2013年3月6日水曜日

真幻魔大戦3~4/平井和正

真幻魔大戦3「スリーピング・ビューティー」は、超多国籍企業クェーサーの極秘資料をムーンライトから手渡されてから、東丈に起きる様々な異変を描く。

突然、襲い掛かってきたムーンライトのボディーガード、高熱を出し超能力者となった東三千子、東丈を性的に誘惑する久保陽子(また、こんな扱い)。

しかし、この本の中で、一番面白かったのは、「無印」で五歳だった天才幼児ソニー・リンクスが少年になった姿が見られたことだ。

彼は年をとって、人間的には明らかに成長しているのだが、人格形成とは反比例に、テレポーテーションの力を弱めている。
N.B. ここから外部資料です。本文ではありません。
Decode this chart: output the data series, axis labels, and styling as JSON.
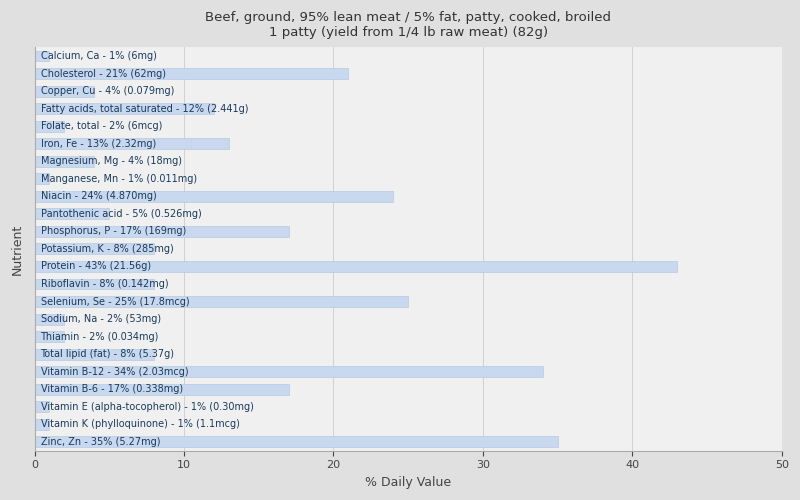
{
  "title": "Beef, ground, 95% lean meat / 5% fat, patty, cooked, broiled\n1 patty (yield from 1/4 lb raw meat) (82g)",
  "xlabel": "% Daily Value",
  "ylabel": "Nutrient",
  "background_color": "#e0e0e0",
  "plot_bg_color": "#f0f0f0",
  "bar_color": "#c8d8ee",
  "bar_edge_color": "#b0c4de",
  "text_color": "#1a3a5c",
  "xlim": [
    0,
    50
  ],
  "title_fontsize": 9.5,
  "label_fontsize": 7.0,
  "nutrients": [
    {
      "label": "Calcium, Ca - 1% (6mg)",
      "value": 1
    },
    {
      "label": "Cholesterol - 21% (62mg)",
      "value": 21
    },
    {
      "label": "Copper, Cu - 4% (0.079mg)",
      "value": 4
    },
    {
      "label": "Fatty acids, total saturated - 12% (2.441g)",
      "value": 12
    },
    {
      "label": "Folate, total - 2% (6mcg)",
      "value": 2
    },
    {
      "label": "Iron, Fe - 13% (2.32mg)",
      "value": 13
    },
    {
      "label": "Magnesium, Mg - 4% (18mg)",
      "value": 4
    },
    {
      "label": "Manganese, Mn - 1% (0.011mg)",
      "value": 1
    },
    {
      "label": "Niacin - 24% (4.870mg)",
      "value": 24
    },
    {
      "label": "Pantothenic acid - 5% (0.526mg)",
      "value": 5
    },
    {
      "label": "Phosphorus, P - 17% (169mg)",
      "value": 17
    },
    {
      "label": "Potassium, K - 8% (285mg)",
      "value": 8
    },
    {
      "label": "Protein - 43% (21.56g)",
      "value": 43
    },
    {
      "label": "Riboflavin - 8% (0.142mg)",
      "value": 8
    },
    {
      "label": "Selenium, Se - 25% (17.8mcg)",
      "value": 25
    },
    {
      "label": "Sodium, Na - 2% (53mg)",
      "value": 2
    },
    {
      "label": "Thiamin - 2% (0.034mg)",
      "value": 2
    },
    {
      "label": "Total lipid (fat) - 8% (5.37g)",
      "value": 8
    },
    {
      "label": "Vitamin B-12 - 34% (2.03mcg)",
      "value": 34
    },
    {
      "label": "Vitamin B-6 - 17% (0.338mg)",
      "value": 17
    },
    {
      "label": "Vitamin E (alpha-tocopherol) - 1% (0.30mg)",
      "value": 1
    },
    {
      "label": "Vitamin K (phylloquinone) - 1% (1.1mcg)",
      "value": 1
    },
    {
      "label": "Zinc, Zn - 35% (5.27mg)",
      "value": 35
    }
  ]
}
ソニーは、クェーサーに反旗を翻したライアン機長の恋人スーザンをクェーサーの特殊工作員から救い出すのだが、自らはクェーサーのサイキック部隊に襲われ命を落とす(落としたと思われる)。

このソニーの最後の姿が最初に読んだとき謎だった。

エレベータのゲージに頭と右手を突っ込んで肉体と鋼板が融合している姿は、何となく、スターウォーズⅤ(帝国の逆襲)で、ハン・ソロがかけられたカーボン・フリーズのようなことになったのかなと思っていたのだが、これは、やはり、ソニーがテレポーテーションしようとして、力尽きてしまった姿なのだろう。

4巻の「メサイア・メーカー」は、東丈が書いた小説を原作として、百億円もの制作費をかけて救世主映画を作りたいという石室というプロデューサー(なんとなく、角川春樹っぽい)が現れる。

そして、そのプロデューサーの秘書が杉村優里(実は「無印」の杉村由紀の意識を持つ)だったが、彼女の強い希望で、東丈の秘書になる。

東丈には、相変わらずトラブル(攻撃?)が襲い掛かる。
仕事仲間の奥さんがヤクザに寝取られ、その後始末を引き受け、ヤクザに襲われる。
姉の三千子は突然姿を消し、丈の弟の卓がニューヨークで行方不明になり、その妻である洋子が、もともと気があった義兄の丈に性的誘惑をかける。

思えば、この巻にいたるまで、幻魔は姿を見せず、いずれも人間の悪しき行動にその影が見えるだけだ。まるで、ジョーカーがないババ抜きみたいに。